Data analysis showed that creating a self-care application for patients with USD is different from the perspective of patients, physicians, nurses, and other medical staff, so the highest score of information elements required for the self-care application was obtained by nurses and patients. Even in terms of application capabilities, patients and nurses have given the highest score to information elements, which shows that nurses and patients had the most confidence in the information elements of this application. However, in some covariates, the mean score between the information elements and application capabilities differed from the patients' point of view, which was observed regarding stone location and treatment history. Based on the results, the highest mean score of information elements related to the strata layer was 80.09 for nurses and 75.07 for patients. In fact, nurses and patients examined the main information items and practical capabilities of the application (information content and functional capabilities) more carefully and were more involved in designing their opinions. Among the studied covariates, only the average score of stone type was significant, and having a history of drug use and comorbidities did not make significant differences; therefore, in designing, our focus was more on information about the type of formation of stones, their treatment, and diagnosis.
In a study of [22], a smartphone-base application was developed to educate patients with End-Stage Renal Disease (ESRD). According to the results, the use of people involved in the application development (subject matter and information technology specialists), and people who were active in education and training applications to promote health, were influential in ensuring that the self-care application worked efficiently. The smartphone-based learning has been instrumental in empowering patients with ESRD and helping them in self-care because it facilitates access to information. One of the interesting points in this regard is that, in line with our study, the above study was initially started with a survey and continued with the cooperation of subject matter experts and patients.
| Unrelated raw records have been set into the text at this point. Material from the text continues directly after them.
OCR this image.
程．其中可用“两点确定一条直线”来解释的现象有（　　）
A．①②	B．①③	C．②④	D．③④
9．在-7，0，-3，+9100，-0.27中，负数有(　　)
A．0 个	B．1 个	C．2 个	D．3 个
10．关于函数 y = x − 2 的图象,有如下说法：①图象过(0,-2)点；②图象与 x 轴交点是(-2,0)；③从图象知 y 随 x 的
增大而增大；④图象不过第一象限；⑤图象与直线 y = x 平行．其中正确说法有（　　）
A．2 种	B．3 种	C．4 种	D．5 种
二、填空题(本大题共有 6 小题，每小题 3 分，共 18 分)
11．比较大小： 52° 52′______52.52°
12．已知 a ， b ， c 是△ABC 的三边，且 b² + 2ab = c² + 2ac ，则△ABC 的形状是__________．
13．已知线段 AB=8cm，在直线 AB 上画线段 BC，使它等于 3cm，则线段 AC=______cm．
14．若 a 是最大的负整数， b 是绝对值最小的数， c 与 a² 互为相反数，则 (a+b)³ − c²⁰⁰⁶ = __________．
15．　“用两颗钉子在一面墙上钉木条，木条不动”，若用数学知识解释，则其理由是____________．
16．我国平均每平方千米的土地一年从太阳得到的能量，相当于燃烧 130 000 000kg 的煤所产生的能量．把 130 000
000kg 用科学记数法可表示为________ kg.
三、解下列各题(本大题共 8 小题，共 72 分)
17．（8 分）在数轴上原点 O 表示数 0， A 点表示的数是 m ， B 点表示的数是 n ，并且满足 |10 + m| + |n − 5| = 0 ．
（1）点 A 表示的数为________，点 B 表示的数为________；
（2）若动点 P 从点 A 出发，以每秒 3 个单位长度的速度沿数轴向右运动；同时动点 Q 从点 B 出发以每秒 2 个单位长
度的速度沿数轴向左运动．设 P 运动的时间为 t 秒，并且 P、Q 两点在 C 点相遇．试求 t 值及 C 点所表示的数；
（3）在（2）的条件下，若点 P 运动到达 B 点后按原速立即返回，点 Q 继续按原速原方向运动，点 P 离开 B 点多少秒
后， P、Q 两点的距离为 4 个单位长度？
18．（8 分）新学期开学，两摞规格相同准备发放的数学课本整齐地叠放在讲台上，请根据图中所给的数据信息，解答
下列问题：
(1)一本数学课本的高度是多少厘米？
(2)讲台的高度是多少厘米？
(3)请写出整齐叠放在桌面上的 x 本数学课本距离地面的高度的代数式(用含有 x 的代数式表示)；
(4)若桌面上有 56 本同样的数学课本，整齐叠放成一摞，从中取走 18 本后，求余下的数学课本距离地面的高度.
In another study by Amor-García et al. [23], the quality of patient-centered smartphone-based applications for managing kidney stones was comprehensively evaluated. After searching for resources, eligible applications were divided between fluid and food applications. In total, 31 applications (18 fluid applications and 13 food applications) were included in the study. The fluid applications outperformed food applications in all aspects of the Mobile App Rating Scale (MARS), and food applications performed poorer, most of which were limited to non-interactive information content. It can be concluded that they do not have enough time and energy to design food applications, especially when identifying information requirements and appropriate content. Whereas, in our study, the information elements extracted from the opinions of experts, medical staff, and patients were evaluated and validated to design a practical application to control and prevent USD. All information content and functional/non-functional capabilities of the self-care application were carefully and explicitly extracted in different phases and used in the design stage.
According to recent studies, each person (patient, physician, nurse, or designer of applications) should use the information sources that exist in the applications according to their needs and avoid using different applications. In this regard, there is also a discussion of information pollution among the available sources, which should be considered in developing applications with specialized items. More participation of physicians, clinicians, and treatment staff in the design of health-related applications should also be regarded. However, the accuracy of contents and specialization of designs are more considered currently, as studies in this field show that these issues should be taken more remarkably. This is while, in 39% of urology apps, the renal and urinary tract specialists have been surveyed to develop [24,25,26].
To accurately identify the requirements and information elements, we tried to maximize the participation and cooperation of the medical staff and experts in the field of USD treatment and research and also use the experiences and opinions of doctors, nurses, and other related specialists. Patients' clinical records and surveys were also used to extract patients' needs and make the app more useful and comprehensive for users.
Alexander Small and colleagues conducted a study entitled [27]: “Designing an emergency mobile platform for assisting and managing patients with kidney and urinary tract stones”. In line with our study, this smartphone-based application was designed for patients with kidney and urinary tract stones and aimed to enhance hydration, improve diet, reduce medication side effects and monitor the disease symptoms. The rate of non-adherence to treatment in patients with kidney and urinary tract stones is similar to other chronic patients, many of whom suffer from symptoms of lower urinary tract disease, recurrent infections, and chronic pain. Designed applications can increase treatment adherence, facilitate the prevention and reformation of urinary tract stones, and promote telemedicine. Hence, smartphone-based applications provide significant advantages for patients, healthcare providers, and researchers.
Valent and colleagues [28] developed a smartphone-based application for controlling kidney stone disease called “Hydriney”. In patients with urinary tract stone, who need daily water consumption, this application could be a tool to monitor daily water intake and urine PH. This application is able to meet the needs of patients and facilitate the management of urinary tract stones, and by using the reports provided by this software, urologists could better treat and manage the disease and increase the quality of life of patients.
One of the strengths of present study is the survey of specialists and patients at its initial stage to identify the information elements and functional capabilities of the application, which increase the generalization of our results. One of the significant limitations of this study is the lack of cooperation of some patients referred to the hospital.